Aktivis Myanmar Batalkan Perayaan Tahun Baru

Aktivis Myanmar Batalkan Perayaan Tahun Baru
Pengunjuk rasa anti-kudeta berbaris membawa pot dengan bunga saat mereka menandai festival Thingyan pada 13 April 2021 di Yangon, Myanmar. (AP)

Analisadaily.com, Yangon - Para penentang pemerintahan militer di Myanmar membatalkan perayaan tahun baru tradisional pada hari Selasa (13/4), dan sebaliknya menunjukkan kemarahan mereka pada kudeta 1 Februari melalui aksi pembangkangan diam-diam dan protes kecil di seluruh negeri.

Liburan Tahun Baru lima hari, yang dikenal sebagai Thingyan, biasanya dirayakan dengan doa, ritual pembersihan patung Buddha di kuil, dan penyiraman air di jalanan.

"Kami tidak merayakan Myanmar Thingyan tahun ini karena lebih dari 700 jiwa pemberani kami yang tidak bersalah telah terbunuh," kata seorang pengguna Twitter bernama Shwe Ei dilansir dari Reuters.

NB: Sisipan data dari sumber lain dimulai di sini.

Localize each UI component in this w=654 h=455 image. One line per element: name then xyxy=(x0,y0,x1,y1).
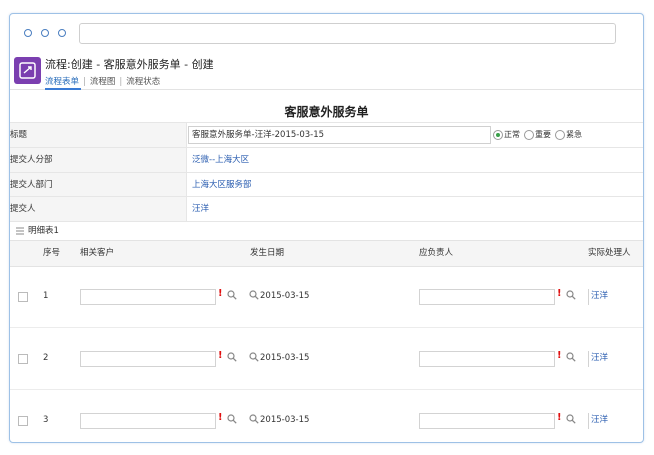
handler-input-border xyxy=(588,289,589,305)
form-row-branch: 提交人分部 泛微--上海大区 xyxy=(10,147,643,172)
responsible-input[interactable] xyxy=(419,289,555,305)
form-title: 客服意外服务单 xyxy=(284,105,369,119)
priority-label: 重要 xyxy=(535,130,551,139)
customer-input[interactable] xyxy=(80,351,216,367)
window-dot-icon[interactable] xyxy=(24,29,32,37)
customer-input[interactable] xyxy=(80,413,216,429)
tab-status[interactable]: 流程状态 xyxy=(126,75,160,87)
page-title: 流程:创建 - 客服意外服务单 - 创建 xyxy=(45,58,214,71)
table-row: 1 ! 2015-03-15 ! 汪洋 xyxy=(10,266,643,328)
submitter-value[interactable]: 汪洋 xyxy=(192,197,209,221)
required-icon: ! xyxy=(557,412,562,423)
field-label: 提交人部门 xyxy=(10,173,187,197)
row-date: 2015-03-15 xyxy=(260,415,310,425)
handler-input-border xyxy=(588,351,589,367)
row-checkbox[interactable] xyxy=(18,292,28,302)
tab-divider xyxy=(10,89,643,90)
process-icon xyxy=(14,57,41,84)
form-row-dept: 提交人部门 上海大区服务部 xyxy=(10,172,643,197)
handler-input-border xyxy=(588,413,589,429)
window-dot-icon[interactable] xyxy=(58,29,66,37)
branch-value[interactable]: 泛微--上海大区 xyxy=(192,148,249,172)
row-checkbox[interactable] xyxy=(18,416,28,426)
required-icon: ! xyxy=(218,412,223,423)
search-icon[interactable] xyxy=(227,414,237,424)
field-label: 提交人 xyxy=(10,197,187,221)
search-icon[interactable] xyxy=(227,352,237,362)
title-bar xyxy=(10,14,643,50)
customer-input[interactable] xyxy=(80,289,216,305)
row-date: 2015-03-15 xyxy=(260,291,310,301)
tab-active-indicator xyxy=(45,88,81,90)
responsible-input[interactable] xyxy=(419,351,555,367)
column-header-customer: 相关客户 xyxy=(80,248,115,258)
search-icon[interactable] xyxy=(249,290,259,300)
row-seq: 2 xyxy=(43,353,49,363)
title-input[interactable]: 客服意外服务单-汪洋-2015-03-15 xyxy=(188,126,491,144)
search-icon[interactable] xyxy=(566,352,576,362)
row-seq: 1 xyxy=(43,291,49,301)
row-handler[interactable]: 汪洋 xyxy=(591,328,608,389)
browser-window: 流程:创建 - 客服意外服务单 - 创建 流程表单 | 流程图 | 流程状态 客服意外服… xyxy=(9,13,644,443)
address-bar[interactable] xyxy=(79,23,616,44)
priority-radio-normal[interactable] xyxy=(493,130,503,140)
responsible-input[interactable] xyxy=(419,413,555,429)
priority-label: 正常 xyxy=(504,130,520,139)
priority-label: 紧急 xyxy=(566,130,582,139)
tab-flowchart[interactable]: 流程图 xyxy=(90,75,116,87)
tab-bar: 流程表单 | 流程图 | 流程状态 xyxy=(45,75,160,87)
search-icon[interactable] xyxy=(249,352,259,362)
form-row-title: 标题 客服意外服务单-汪洋-2015-03-15 正常 重要 紧急 xyxy=(10,122,643,147)
list-icon xyxy=(16,227,24,235)
required-icon: ! xyxy=(557,288,562,299)
dept-value[interactable]: 上海大区服务部 xyxy=(192,173,252,197)
priority-radio-important[interactable] xyxy=(524,130,534,140)
row-date: 2015-03-15 xyxy=(260,353,310,363)
search-icon[interactable] xyxy=(566,414,576,424)
search-icon[interactable] xyxy=(227,290,237,300)
tab-separator: | xyxy=(83,77,86,87)
table-row: 2 ! 2015-03-15 ! 汪洋 xyxy=(10,328,643,390)
required-icon: ! xyxy=(218,350,223,361)
required-icon: ! xyxy=(218,288,223,299)
column-header-handler: 实际处理人 xyxy=(588,248,631,258)
detail-table-header: 明细表1 xyxy=(10,221,643,240)
tab-separator: | xyxy=(119,77,123,87)
form-row-submitter: 提交人 汪洋 xyxy=(10,196,643,221)
detail-table-title: 明细表1 xyxy=(28,226,59,236)
priority-radio-urgent[interactable] xyxy=(555,130,565,140)
tab-form[interactable]: 流程表单 xyxy=(45,75,79,87)
search-icon[interactable] xyxy=(249,414,259,424)
column-header-seq: 序号 xyxy=(43,248,61,258)
search-icon[interactable] xyxy=(566,290,576,300)
row-checkbox[interactable] xyxy=(18,354,28,364)
required-icon: ! xyxy=(557,350,562,361)
table-row: 3 ! 2015-03-15 ! 汪洋 xyxy=(10,390,643,442)
field-label: 提交人分部 xyxy=(10,148,187,172)
column-header-responsible: 应负责人 xyxy=(419,248,454,258)
window-dot-icon[interactable] xyxy=(41,29,49,37)
row-handler[interactable]: 汪洋 xyxy=(591,266,608,327)
column-header-date: 发生日期 xyxy=(250,248,285,258)
row-seq: 3 xyxy=(43,415,49,425)
detail-column-headers: 序号 相关客户 发生日期 应负责人 实际处理人 xyxy=(10,240,643,267)
field-label: 标题 xyxy=(10,123,187,147)
row-handler[interactable]: 汪洋 xyxy=(591,390,608,442)
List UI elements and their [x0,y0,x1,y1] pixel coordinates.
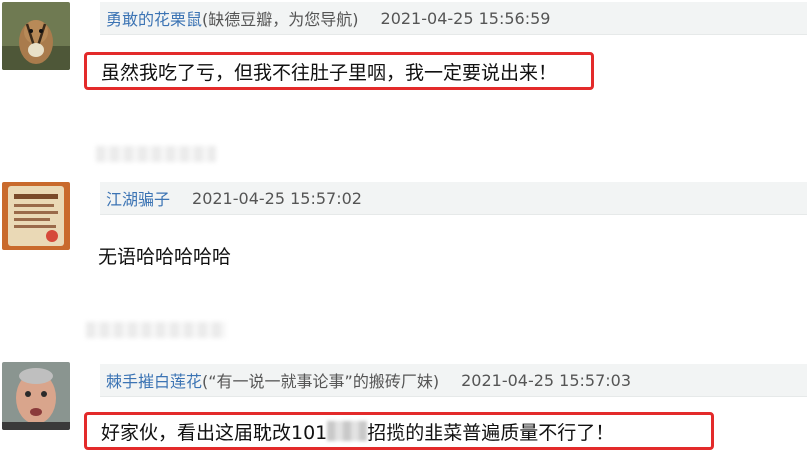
comment-text-content: 虽然我吃了亏，但我不往肚子里咽，我一定要说出来！ [101,61,558,84]
comment-text-content: 无语哈哈哈哈哈 [98,245,232,268]
poster-avatar-image [2,182,70,250]
blurred-text [86,322,226,338]
comment-text-before: 好家伙，看出这届耽改101 [101,421,328,444]
censor-mosaic [327,421,368,441]
blurred-text [96,146,216,162]
avatar[interactable] [2,362,70,430]
user-note: (缺德豆瓣，为您导航) [202,10,359,29]
comment-timestamp: 2021-04-25 15:56:59 [380,8,551,28]
man-face-avatar-image [2,362,70,430]
user-note: (“有一说一就事论事”的搬砖厂妹) [202,372,440,391]
comment-timestamp: 2021-04-25 15:57:03 [461,370,632,390]
chipmunk-avatar-image [2,2,70,70]
comment-meta: 勇敢的花栗鼠 (缺德豆瓣，为您导航) 2021-04-25 15:56:59 [100,2,807,35]
username-link[interactable]: 棘手摧白莲花 [106,368,202,392]
comment-meta: 江湖骗子 2021-04-25 15:57:02 [100,182,807,215]
comment-timestamp: 2021-04-25 15:57:02 [192,188,362,208]
username-link[interactable]: 江湖骗子 [106,186,170,210]
comment-text-after: 招揽的韭菜普遍质量不行了！ [367,421,615,444]
username-link[interactable]: 勇敢的花栗鼠 [106,6,202,30]
avatar[interactable] [2,2,70,70]
comment-text: 好家伙，看出这届耽改101 招揽的韭菜普遍质量不行了！ [84,412,714,450]
comment-text: 无语哈哈哈哈哈 [84,236,498,274]
comment-meta: 棘手摧白莲花 (“有一说一就事论事”的搬砖厂妹) 2021-04-25 15:5… [100,364,807,397]
avatar[interactable] [2,182,70,250]
comment-text: 虽然我吃了亏，但我不往肚子里咽，我一定要说出来！ [84,52,594,90]
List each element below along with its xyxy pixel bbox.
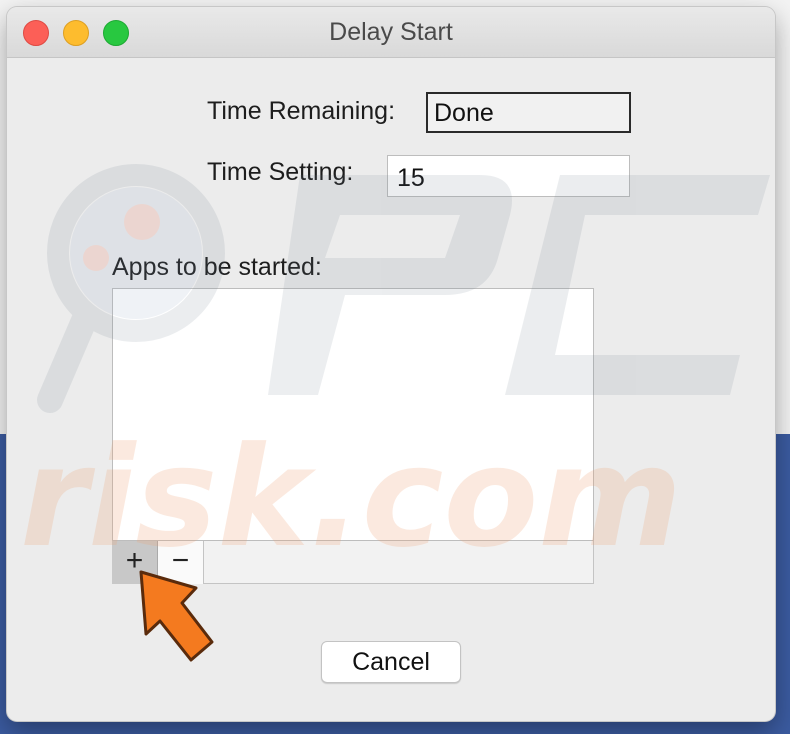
plus-icon: + — [125, 544, 144, 577]
apps-list[interactable] — [112, 288, 594, 541]
time-remaining-label: Time Remaining: — [207, 97, 396, 125]
title-bar[interactable]: Delay Start — [7, 7, 775, 58]
remove-app-button[interactable]: − — [158, 541, 204, 584]
minus-icon: − — [171, 544, 190, 577]
time-setting-input[interactable]: 15 — [387, 155, 630, 197]
time-setting-label: Time Setting: — [207, 158, 354, 186]
delay-start-window: Delay Start Time Remaining: Done Time Se… — [7, 7, 775, 721]
time-remaining-field: Done — [426, 92, 631, 133]
window-title: Delay Start — [329, 18, 453, 46]
add-app-button[interactable]: + — [112, 541, 158, 584]
apps-list-label: Apps to be started: — [112, 253, 322, 281]
cancel-button[interactable]: Cancel — [321, 641, 461, 683]
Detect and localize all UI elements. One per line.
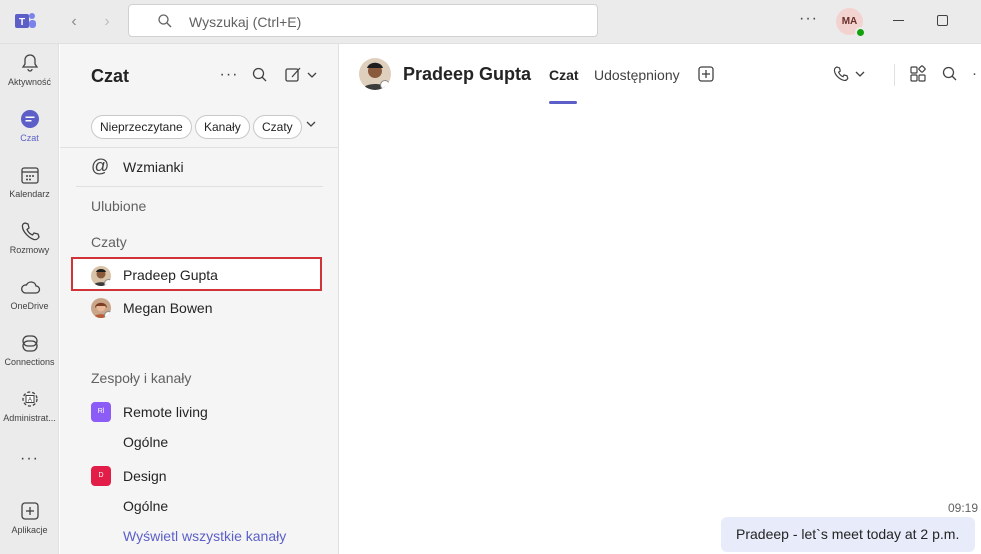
chat-name: Megan Bowen [123, 300, 213, 316]
apps-icon[interactable] [908, 64, 928, 84]
user-initials: MA [841, 16, 858, 27]
chat-more-icon[interactable]: ··· [218, 64, 240, 86]
search-icon [158, 14, 172, 28]
team-name: Remote living [123, 404, 208, 420]
rail-label: Kalendarz [9, 189, 50, 199]
team-item-design[interactable]: D Design [60, 461, 339, 491]
rail-label: Rozmowy [9, 245, 50, 255]
chat-item-pradeep[interactable]: Pradeep Gupta [60, 260, 339, 290]
chats-header[interactable]: Czaty [91, 234, 127, 250]
rail-label: Aplikacje [11, 525, 48, 535]
bell-icon [21, 54, 38, 72]
rail-label: OneDrive [10, 301, 49, 311]
maximize-icon[interactable] [937, 15, 948, 26]
channel-name: Ogólne [123, 434, 169, 450]
chat-icon [20, 110, 39, 128]
rail-label: Aktywność [7, 77, 51, 87]
presence-available-icon [855, 27, 866, 38]
calendar-icon [20, 167, 39, 184]
presence-offline-icon [104, 311, 111, 318]
connections-icon [21, 335, 38, 352]
search-input[interactable]: Wyszukaj (Ctrl+E) [128, 4, 598, 37]
team-avatar: Rl [91, 402, 111, 422]
avatar[interactable] [359, 58, 391, 90]
avatar [91, 298, 111, 318]
title-bar: T ‹ › Wyszukaj (Ctrl+E) ··· MA [0, 0, 981, 44]
chat-search-icon[interactable] [249, 64, 271, 86]
team-avatar: D [91, 466, 111, 486]
presence-offline-icon [104, 279, 111, 286]
more-options-icon[interactable]: ··· [799, 10, 818, 28]
filter-chats-chip[interactable]: Czaty [253, 115, 302, 139]
filter-unread-chip[interactable]: Nieprzeczytane [91, 115, 192, 139]
rail-item-calendar[interactable]: Kalendarz [0, 164, 59, 199]
chat-list-title: Czat [91, 66, 130, 86]
rail-more-icon[interactable]: ··· [0, 450, 59, 468]
filter-channels-chip[interactable]: Kanały [195, 115, 250, 139]
divider [76, 186, 323, 187]
divider [60, 147, 338, 148]
user-avatar[interactable]: MA [836, 8, 866, 38]
back-arrow-icon[interactable]: ‹ [64, 12, 84, 32]
rail-item-chat[interactable]: Czat [0, 108, 59, 143]
show-all-channels-link[interactable]: Wyświetl wszystkie kanały [123, 528, 286, 544]
more-options-icon[interactable]: · [972, 64, 981, 84]
add-app-icon [20, 502, 39, 520]
phone-icon [21, 222, 40, 241]
rail-item-activity[interactable]: Aktywność [0, 52, 59, 87]
conversation-name: Pradeep Gupta [403, 64, 532, 84]
message-bubble[interactable]: Pradeep - let`s meet today at 2 p.m. [721, 517, 975, 552]
at-sign-icon: @ [91, 156, 110, 176]
new-chat-icon[interactable] [283, 64, 321, 86]
favorites-header[interactable]: Ulubione [91, 198, 146, 214]
channel-item-general[interactable]: Ogólne [60, 427, 339, 457]
teams-header[interactable]: Zespoły i kanały [91, 370, 191, 386]
rail-label: Czat [20, 133, 39, 143]
team-name: Design [123, 468, 167, 484]
svg-text:A: A [27, 398, 31, 404]
tab-chat[interactable]: Czat [549, 67, 579, 83]
active-tab-indicator [549, 101, 577, 104]
rail-item-onedrive[interactable]: OneDrive [0, 276, 59, 311]
divider [894, 64, 895, 86]
channel-item-general[interactable]: Ogólne [60, 491, 339, 521]
mentions-item[interactable]: @ Wzmianki [60, 152, 339, 182]
rail-item-connections[interactable]: Connections [0, 332, 59, 367]
admin-icon: A [21, 391, 38, 407]
forward-arrow-icon[interactable]: › [97, 12, 117, 32]
add-tab-icon[interactable] [696, 64, 716, 84]
team-item-remote-living[interactable]: Rl Remote living [60, 397, 339, 427]
chat-list-panel: Czat ··· Nieprzeczytane Kanały Czaty @ W… [60, 44, 339, 554]
channel-name: Ogólne [123, 498, 169, 514]
rail-item-apps[interactable]: Aplikacje [0, 500, 59, 535]
tab-shared[interactable]: Udostępniony [594, 67, 680, 83]
chat-name: Pradeep Gupta [123, 267, 218, 283]
message-timestamp: 09:19 [948, 501, 979, 515]
teams-logo-icon[interactable]: T [13, 10, 37, 32]
conversation-pane: Pradeep Gupta Czat Udostępniony · 09:19 … [340, 44, 981, 554]
rail-label: Administrat... [3, 413, 56, 423]
conversation-header: Pradeep Gupta Czat Udostępniony · [340, 44, 981, 104]
chat-item-megan[interactable]: Megan Bowen [60, 293, 339, 323]
svg-text:T: T [19, 17, 25, 28]
call-dropdown-icon[interactable] [832, 64, 872, 84]
avatar [91, 266, 111, 286]
rail-item-calls[interactable]: Rozmowy [0, 220, 59, 255]
rail-item-admin[interactable]: A Administrat... [0, 388, 59, 423]
cloud-icon [20, 281, 40, 294]
search-placeholder: Wyszukaj (Ctrl+E) [189, 14, 302, 30]
rail-label: Connections [4, 357, 55, 367]
app-rail: Aktywność Czat Kalendarz Rozmowy OneDriv… [0, 44, 59, 554]
mentions-label: Wzmianki [123, 159, 184, 175]
minimize-icon[interactable] [893, 20, 904, 21]
search-conversation-icon[interactable] [940, 64, 960, 84]
filter-chevron-down-icon[interactable] [304, 117, 318, 131]
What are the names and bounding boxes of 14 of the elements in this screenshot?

Para wanita yang mengenakan pakaian bagus untuk hari raya terpenting tahun ini melakukan protes pada hari Selasa sambil memegang pot tradisional berisi tujuh bunga dan tangkai yang dipajang saat ini.

Banyak orang melukis penghormatan tiga jari di pot Thingyan mereka. Protes kecil diadakan di banyak kota, menurut gambar yang di-posting media. Di beberapa tempat, orang-orang memasang lusinan pot Thingyan yang dibubuhi pesan seperti "Selamatkan Myanmar" sebagai pertunjukan diam-diam menentang militer.

Tidak ada laporan kekerasan segera tetapi informasi menjadi langka karena pembatasan junta pada internet broadband dan layanan data seluler.

Seorang juru bicara junta tidak dapat dihubungi untuk dimintai komentar.

Aktivis telah menyerukan protes serupa sepanjang liburan, yang berlangsung hingga Sabtu, untuk menjaga momentum kampanye mereka

Ini adalah tahun kedua berturut-turut perayaan tahun baru dibatalkan. Tahun lalu, itu karena virus Corona.

“Kami tidak bisa menikmati tahun ini. Kami akan merayakannya begitu kami mendapatkan demokrasi,” kata pengguna Twitter lainnya, Su Su Soe.

Kudeta Februari telah menjerumuskan Myanmar ke dalam krisis setelah 10 tahun langkah tentatif menuju demokrasi. Para penentang pemerintahan militer telah melakukan protes setiap hari dan para pekerja di banyak sektor melakukan pemogokan, membuat ekonomi terhenti.

Pasukan keamanan telah menanggapi dengan paksa, menewaskan 710 pengunjuk rasa sejak kudeta, menurut penghitungan oleh kelompok aktivis Asosiasi Bantuan untuk Tahanan Politik (AAPP).

Terlepas dari kekerasan, orang-orang kembali ke jalan hari demi hari, menuntut diakhirinya kekuasaan militer dan pembebasan pemimpin pemerintah yang digulingkan, peraih Nobel Aung San Suu Kyi.

Militer mengatakan mereka harus menggulingkan pemerintahannya karena pemilihan November yang kembali dimenangkan oleh Liga Nasional untuk Demokrasi Suu Kyi dicurangi. Komisi pemilihan menepis tuduhan tersebut.

Suu Kyi, yang memimpin perjuangan Myanmar melawan kekuasaan militer selama beberapa dekade dan yang memenangkan Hadiah Nobel Perdamaian pada tahun 1991, telah ditahan sejak kudeta tersebut dan didakwa dengan berbagai pelanggaran. Ini termasuk melanggar tindakan rahasia resmi era kolonial yang bisa membuatnya dipenjara selama 14 tahun.